Date: 2010-11-19 04:24 pm (UTC)
From: [identity profile] kalichan.livejournal.com
I've had people build a jury box out of chairs (while my mouth hung open) and then proceed to do a spot-on imitation of Jack Nicholson in A Few Good Men.

I AM THE LONG ARM OF THE LAW. *dies laughing* It was so hard to not explode while that happened. I cannot believe we made it through with straight faces.

Date: 2010-11-19 09:54 pm (UTC)
From: [identity profile] beeker121.livejournal.com
I think it would help actors immensely if they all had to cast something at least once. Back when I was still acting in college I sat in on auditions for HS kids trying to get into the program and discovered what felt like a huge secret. The scary people behind the table want you to succeed. They want the next person in the door to be perfect, sometimes even more than you want to be perfect for them.
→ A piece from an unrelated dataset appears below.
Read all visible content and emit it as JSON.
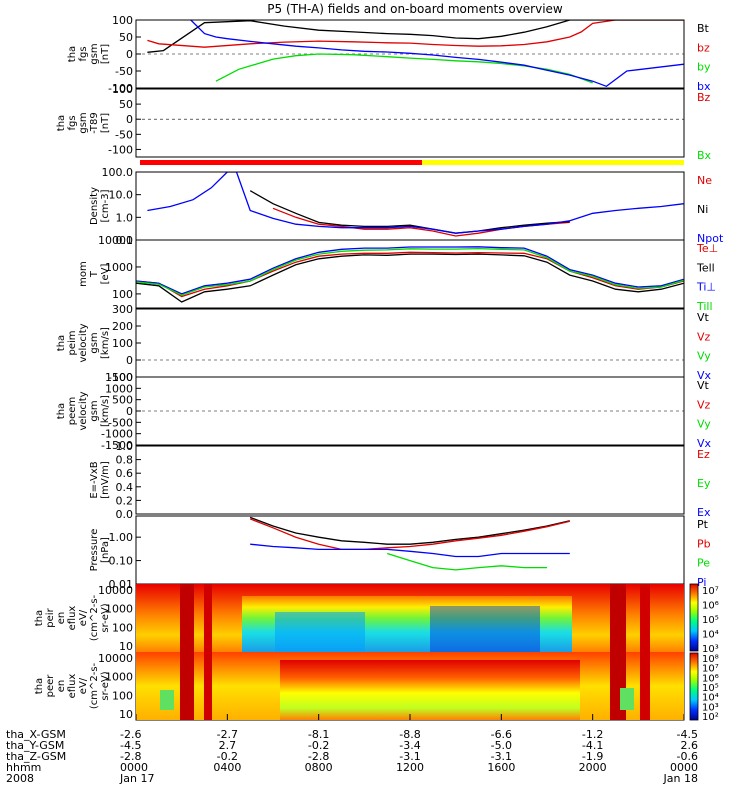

Date: 2010-11-19 11:51 pm (UTC)
From: [identity profile] lookingaround17.livejournal.com
Yeah, if you're auditioning, or even just running into a celebrity in public or at a party or whatever, *you must simply BE the type of person that belongs there*, no fuss or drama or ego or excuses. I'm finally the sort of person who simply sings backup on stage or anywhere else, no cowardice or ego, just enjoying it completely, and people feel, "Holy crap, she's pretty good, and pretty frigging fun too". I didn't used to be comfortable *maybe because it meant too much*, which is why I didn't burden people with my lame self-excusing efforts to get some sort of validation for my entire existence based ob if they liked my singing or whatever. I'm superglad I did everything else in my life that brings me to a place where yeah, I can sing, I can chitchat with moviestars, I can get along great with the homeless folks in town, and now I never have to audition: people either want to sing with me, or I call up other singing folks and enlist them to play with, but it's not formal, it's just equals doing it together. That's the best.